Было много всяких препятствий, прежде чем было достигнуто соглашение. Английское правительство, арестовавшее Литвинова, не доверяло большевикам. Оно не хотело выпустить из Англии Литвинова прежде, чем я перееду русскую границу. Несколько дней казалось, что переговоры не выйдут из тупика.

Я предвидел это затруднение, когда в первый раз прочел это предложение в «Известиях». Я знал, что большевики мало заботятся о Литвинове, но очень много о своем престиже. Единственный способ удовлетворительно разрешить такое дело — это поймать их на слове. И они его выполнят в точности. Если относиться к ним, как к бандитам, они будут вести себя, как бандиты. Я полагал, что английское правительство предпочитает бандитское обращение. Так оно и было.

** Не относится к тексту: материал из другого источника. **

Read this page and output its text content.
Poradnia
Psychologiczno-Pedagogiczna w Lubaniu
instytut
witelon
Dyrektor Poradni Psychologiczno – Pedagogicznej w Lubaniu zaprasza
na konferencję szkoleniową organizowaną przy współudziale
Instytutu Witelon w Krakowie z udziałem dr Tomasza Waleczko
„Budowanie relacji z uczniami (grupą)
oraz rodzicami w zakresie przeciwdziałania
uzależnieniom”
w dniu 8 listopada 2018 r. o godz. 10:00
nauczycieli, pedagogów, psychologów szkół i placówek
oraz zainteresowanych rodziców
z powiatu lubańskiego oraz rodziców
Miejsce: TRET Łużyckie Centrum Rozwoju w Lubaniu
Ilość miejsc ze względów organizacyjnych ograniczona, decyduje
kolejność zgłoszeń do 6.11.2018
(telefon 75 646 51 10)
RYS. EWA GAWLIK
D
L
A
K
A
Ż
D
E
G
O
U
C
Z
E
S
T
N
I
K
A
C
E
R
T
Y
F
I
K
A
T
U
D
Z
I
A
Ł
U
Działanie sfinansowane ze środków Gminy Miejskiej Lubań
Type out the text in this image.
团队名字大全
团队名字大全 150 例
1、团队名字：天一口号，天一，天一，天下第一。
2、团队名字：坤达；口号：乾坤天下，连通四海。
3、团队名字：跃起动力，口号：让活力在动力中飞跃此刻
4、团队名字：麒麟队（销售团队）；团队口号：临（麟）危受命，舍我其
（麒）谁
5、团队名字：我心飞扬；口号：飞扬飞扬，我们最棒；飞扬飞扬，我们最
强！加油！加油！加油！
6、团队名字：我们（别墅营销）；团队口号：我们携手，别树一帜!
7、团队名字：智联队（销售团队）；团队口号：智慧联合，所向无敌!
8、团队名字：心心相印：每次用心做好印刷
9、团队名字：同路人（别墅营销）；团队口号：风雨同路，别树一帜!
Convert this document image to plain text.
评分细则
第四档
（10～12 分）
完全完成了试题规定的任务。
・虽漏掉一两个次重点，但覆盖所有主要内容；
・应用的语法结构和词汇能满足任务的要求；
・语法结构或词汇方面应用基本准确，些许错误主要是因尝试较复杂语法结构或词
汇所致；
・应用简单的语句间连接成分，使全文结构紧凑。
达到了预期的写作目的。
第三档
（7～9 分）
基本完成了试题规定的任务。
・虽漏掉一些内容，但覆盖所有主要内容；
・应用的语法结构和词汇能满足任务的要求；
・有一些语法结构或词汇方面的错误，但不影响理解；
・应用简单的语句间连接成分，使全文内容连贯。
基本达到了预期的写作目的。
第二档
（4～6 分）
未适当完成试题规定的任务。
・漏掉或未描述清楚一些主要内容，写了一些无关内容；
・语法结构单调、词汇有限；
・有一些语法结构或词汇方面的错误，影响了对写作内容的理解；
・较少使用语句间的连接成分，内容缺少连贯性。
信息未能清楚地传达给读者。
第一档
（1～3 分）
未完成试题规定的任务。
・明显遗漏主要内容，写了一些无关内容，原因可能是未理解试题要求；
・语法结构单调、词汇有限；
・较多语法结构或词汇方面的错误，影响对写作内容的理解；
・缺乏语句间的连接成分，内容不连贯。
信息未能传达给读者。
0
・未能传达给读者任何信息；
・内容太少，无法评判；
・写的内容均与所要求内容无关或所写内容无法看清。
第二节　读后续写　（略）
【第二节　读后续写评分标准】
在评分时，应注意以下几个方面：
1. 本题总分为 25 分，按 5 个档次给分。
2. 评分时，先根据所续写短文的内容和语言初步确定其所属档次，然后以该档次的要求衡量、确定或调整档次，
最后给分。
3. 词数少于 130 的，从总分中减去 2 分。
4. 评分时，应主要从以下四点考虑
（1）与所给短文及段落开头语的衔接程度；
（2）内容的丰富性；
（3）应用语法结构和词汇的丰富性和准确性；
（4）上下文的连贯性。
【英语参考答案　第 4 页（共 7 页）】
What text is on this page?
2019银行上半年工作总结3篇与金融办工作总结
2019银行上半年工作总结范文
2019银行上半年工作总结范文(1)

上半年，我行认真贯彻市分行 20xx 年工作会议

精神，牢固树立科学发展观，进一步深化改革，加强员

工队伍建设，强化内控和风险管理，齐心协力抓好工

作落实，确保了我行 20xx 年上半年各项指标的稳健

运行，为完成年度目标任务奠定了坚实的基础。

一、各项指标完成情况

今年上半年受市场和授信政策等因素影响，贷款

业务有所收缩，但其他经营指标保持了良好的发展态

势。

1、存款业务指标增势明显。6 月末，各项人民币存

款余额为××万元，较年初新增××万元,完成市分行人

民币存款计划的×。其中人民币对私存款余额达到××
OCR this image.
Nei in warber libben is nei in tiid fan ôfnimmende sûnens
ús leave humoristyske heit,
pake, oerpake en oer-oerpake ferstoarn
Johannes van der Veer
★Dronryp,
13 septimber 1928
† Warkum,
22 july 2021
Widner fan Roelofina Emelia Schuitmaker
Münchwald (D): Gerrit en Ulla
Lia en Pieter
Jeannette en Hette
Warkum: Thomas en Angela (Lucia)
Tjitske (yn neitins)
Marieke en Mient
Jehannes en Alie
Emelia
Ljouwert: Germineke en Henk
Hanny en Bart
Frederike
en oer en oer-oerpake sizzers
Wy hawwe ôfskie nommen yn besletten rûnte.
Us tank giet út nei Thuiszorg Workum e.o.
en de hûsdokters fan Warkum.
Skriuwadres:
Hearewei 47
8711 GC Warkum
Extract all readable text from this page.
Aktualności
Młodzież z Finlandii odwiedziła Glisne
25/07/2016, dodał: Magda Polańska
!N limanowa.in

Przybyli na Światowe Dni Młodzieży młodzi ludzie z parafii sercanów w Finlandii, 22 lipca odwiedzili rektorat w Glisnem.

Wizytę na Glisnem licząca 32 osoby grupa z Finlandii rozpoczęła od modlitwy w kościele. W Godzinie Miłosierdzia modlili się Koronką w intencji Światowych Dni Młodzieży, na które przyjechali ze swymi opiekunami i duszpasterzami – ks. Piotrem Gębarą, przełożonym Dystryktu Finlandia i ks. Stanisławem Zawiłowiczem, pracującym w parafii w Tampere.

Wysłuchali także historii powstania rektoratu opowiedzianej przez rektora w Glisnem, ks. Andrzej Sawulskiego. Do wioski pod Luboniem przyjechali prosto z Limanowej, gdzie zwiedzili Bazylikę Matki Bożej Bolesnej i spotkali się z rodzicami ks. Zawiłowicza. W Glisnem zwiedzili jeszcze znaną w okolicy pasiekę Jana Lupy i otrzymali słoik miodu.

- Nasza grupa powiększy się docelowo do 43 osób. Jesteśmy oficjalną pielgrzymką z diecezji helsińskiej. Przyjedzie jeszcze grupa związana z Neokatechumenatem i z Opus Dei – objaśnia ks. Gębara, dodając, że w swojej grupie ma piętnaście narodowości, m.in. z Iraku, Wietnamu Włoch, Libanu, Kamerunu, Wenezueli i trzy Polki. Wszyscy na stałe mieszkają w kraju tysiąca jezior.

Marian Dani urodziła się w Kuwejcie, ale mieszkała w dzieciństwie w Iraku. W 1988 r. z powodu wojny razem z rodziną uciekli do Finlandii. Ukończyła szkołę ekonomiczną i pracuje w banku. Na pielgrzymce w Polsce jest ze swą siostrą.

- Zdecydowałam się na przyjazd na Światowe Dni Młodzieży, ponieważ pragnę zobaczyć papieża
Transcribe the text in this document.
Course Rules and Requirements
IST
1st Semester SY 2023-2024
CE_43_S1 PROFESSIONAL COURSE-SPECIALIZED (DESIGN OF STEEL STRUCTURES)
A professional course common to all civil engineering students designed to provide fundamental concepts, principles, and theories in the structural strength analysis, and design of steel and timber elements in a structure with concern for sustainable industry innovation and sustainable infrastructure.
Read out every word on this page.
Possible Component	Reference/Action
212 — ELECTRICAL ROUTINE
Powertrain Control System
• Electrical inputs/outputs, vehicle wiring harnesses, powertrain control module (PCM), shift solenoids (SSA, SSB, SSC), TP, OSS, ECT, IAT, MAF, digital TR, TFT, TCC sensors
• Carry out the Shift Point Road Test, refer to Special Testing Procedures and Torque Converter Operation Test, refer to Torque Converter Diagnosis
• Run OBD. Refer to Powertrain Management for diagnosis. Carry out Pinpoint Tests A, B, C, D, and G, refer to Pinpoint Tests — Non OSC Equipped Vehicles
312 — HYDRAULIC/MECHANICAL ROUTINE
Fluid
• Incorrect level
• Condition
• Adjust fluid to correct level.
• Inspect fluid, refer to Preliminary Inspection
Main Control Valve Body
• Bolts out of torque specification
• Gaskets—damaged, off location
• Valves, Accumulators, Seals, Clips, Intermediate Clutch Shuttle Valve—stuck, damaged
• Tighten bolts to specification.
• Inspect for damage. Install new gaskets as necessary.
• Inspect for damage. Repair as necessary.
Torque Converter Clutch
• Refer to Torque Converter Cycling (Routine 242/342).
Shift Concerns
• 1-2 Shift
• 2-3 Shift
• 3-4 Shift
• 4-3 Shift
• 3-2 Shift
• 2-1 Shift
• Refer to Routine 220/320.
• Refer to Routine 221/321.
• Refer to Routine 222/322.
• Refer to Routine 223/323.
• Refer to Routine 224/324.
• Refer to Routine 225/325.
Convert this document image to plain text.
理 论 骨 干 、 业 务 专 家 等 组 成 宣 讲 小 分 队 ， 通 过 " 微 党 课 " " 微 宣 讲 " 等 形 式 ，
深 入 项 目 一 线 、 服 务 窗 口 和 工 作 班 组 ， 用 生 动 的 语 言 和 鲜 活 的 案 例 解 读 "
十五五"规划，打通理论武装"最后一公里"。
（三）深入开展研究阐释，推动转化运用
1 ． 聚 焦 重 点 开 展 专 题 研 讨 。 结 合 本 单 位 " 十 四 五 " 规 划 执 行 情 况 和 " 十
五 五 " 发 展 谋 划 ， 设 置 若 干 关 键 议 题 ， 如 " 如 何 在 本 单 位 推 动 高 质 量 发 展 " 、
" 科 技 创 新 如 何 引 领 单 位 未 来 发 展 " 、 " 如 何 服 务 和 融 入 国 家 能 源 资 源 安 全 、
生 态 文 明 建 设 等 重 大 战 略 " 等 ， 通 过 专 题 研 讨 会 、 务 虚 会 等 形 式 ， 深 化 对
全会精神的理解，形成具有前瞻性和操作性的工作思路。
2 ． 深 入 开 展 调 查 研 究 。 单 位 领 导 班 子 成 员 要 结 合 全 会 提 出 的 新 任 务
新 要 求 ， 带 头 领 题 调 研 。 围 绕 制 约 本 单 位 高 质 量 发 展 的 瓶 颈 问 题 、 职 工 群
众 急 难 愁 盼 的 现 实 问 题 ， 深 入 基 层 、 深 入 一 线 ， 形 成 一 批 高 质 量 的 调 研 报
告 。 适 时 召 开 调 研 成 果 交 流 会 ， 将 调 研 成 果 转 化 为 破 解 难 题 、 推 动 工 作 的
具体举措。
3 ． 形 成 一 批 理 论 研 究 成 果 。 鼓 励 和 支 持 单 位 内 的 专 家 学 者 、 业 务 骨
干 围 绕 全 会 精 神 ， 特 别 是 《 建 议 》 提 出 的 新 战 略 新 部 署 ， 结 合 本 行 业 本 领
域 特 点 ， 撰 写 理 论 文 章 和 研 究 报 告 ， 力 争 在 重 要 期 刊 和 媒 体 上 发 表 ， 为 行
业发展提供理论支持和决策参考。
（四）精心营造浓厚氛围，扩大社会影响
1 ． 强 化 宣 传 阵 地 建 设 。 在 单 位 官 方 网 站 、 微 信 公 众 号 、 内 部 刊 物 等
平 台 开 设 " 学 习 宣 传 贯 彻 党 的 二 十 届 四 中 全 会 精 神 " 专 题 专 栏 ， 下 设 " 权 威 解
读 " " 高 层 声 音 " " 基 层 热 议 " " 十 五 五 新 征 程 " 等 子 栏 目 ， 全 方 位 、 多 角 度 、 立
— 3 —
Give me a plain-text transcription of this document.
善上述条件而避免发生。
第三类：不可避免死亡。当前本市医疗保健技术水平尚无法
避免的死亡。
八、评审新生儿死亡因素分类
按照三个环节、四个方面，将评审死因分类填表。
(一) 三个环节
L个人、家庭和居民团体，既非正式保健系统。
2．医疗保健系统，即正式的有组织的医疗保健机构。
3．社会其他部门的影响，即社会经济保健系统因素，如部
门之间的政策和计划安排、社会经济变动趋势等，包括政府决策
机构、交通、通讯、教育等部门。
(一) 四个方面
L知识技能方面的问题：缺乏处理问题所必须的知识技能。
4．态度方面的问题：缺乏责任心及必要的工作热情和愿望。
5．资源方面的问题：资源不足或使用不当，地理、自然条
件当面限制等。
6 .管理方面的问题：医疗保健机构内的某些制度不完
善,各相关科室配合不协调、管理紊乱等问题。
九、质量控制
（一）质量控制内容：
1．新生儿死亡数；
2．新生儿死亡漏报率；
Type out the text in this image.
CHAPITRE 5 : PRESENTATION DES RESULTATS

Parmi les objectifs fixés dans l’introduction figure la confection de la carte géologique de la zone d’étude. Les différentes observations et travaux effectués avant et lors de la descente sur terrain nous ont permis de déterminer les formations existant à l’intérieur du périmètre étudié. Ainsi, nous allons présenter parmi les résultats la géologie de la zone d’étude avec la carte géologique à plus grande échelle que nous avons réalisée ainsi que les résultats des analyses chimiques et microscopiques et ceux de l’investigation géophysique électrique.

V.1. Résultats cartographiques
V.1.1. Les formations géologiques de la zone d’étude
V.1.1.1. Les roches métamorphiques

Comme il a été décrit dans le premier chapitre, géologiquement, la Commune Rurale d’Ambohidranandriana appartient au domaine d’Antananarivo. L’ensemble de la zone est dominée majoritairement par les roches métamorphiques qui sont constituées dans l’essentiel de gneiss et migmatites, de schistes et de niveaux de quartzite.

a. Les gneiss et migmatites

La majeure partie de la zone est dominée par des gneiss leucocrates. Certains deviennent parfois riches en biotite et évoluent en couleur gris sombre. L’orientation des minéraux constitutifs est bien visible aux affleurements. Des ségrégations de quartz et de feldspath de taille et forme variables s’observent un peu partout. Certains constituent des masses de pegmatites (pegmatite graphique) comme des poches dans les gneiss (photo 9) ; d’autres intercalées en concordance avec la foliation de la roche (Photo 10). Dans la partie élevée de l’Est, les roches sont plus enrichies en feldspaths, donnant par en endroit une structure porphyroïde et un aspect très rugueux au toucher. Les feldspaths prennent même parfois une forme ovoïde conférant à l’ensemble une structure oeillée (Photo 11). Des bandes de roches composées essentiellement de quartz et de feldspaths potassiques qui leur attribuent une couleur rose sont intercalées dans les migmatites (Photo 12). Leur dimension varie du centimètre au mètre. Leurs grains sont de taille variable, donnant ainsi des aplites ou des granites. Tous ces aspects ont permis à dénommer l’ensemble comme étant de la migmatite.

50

К счастью, Рекс Липер, бывший советником м-ра Бальфура при переговорах, понимал психологию большевиков. Он убедил м-ра Бальфура разрешить Литвинову уехать из Лондона в то же время, когда я выеду из Москвы, и м-р Бальфур, несмотря на оппозицию большинства кабинета, принял его совет. Шведы и норвежцы взяли на себя ведение переговоров. Нам разрешили переехать через русскую границу, как только Литвинов с товарищами приедут в Берген. В течение этого месяца, полного волнений, произошел в связи с нашим заключением один эпизод, заставивший смеяться всю Россию. Когда начались массовые аресты союзных представителей, около шести чиновников, включая Хикса и Гренара, французского генерального консула, укрылись в американском генеральном консульстве, которое после разрыва сношений было занято норвежским посланником. Официально это было теперь норвежское посольство.

Большевики скоро выследили пропавших союзных чиновников. Они хотели их арестовать. В то же время, встревоженные последствиями своего налета на английское посольство в Санкт-Петербурге, они не хотели вызывать новые нарушения международного права. Они хотели быть корректными. Они не хотели нарушить дипломатическую экстерриториальность. Но они принудят голодом сдаться укрывшихся. Норвежское посольство помещалось в большом доме с маленьким флигелем, окруженным большим садом, где спали осажденные союзники. Он занимал целый квартал между двумя переулками и был вполне виден с обеих сторон. Большевики окружили квартал войсками, не позволяя никому входить в ворота или выходить из них, и закрыли водопровод и электричество. Ежедневно половина Москвы собиралась на улицах полюбоваться зрелищем. Но союзники не сдавались. Они ежедневно прогуливались по саду. Как только начинался дождь, они выбегали набрать воды в свои тэбы. Они не только не выглядели голодными, а, казалось, даже потолстели. Они выдержали до конца.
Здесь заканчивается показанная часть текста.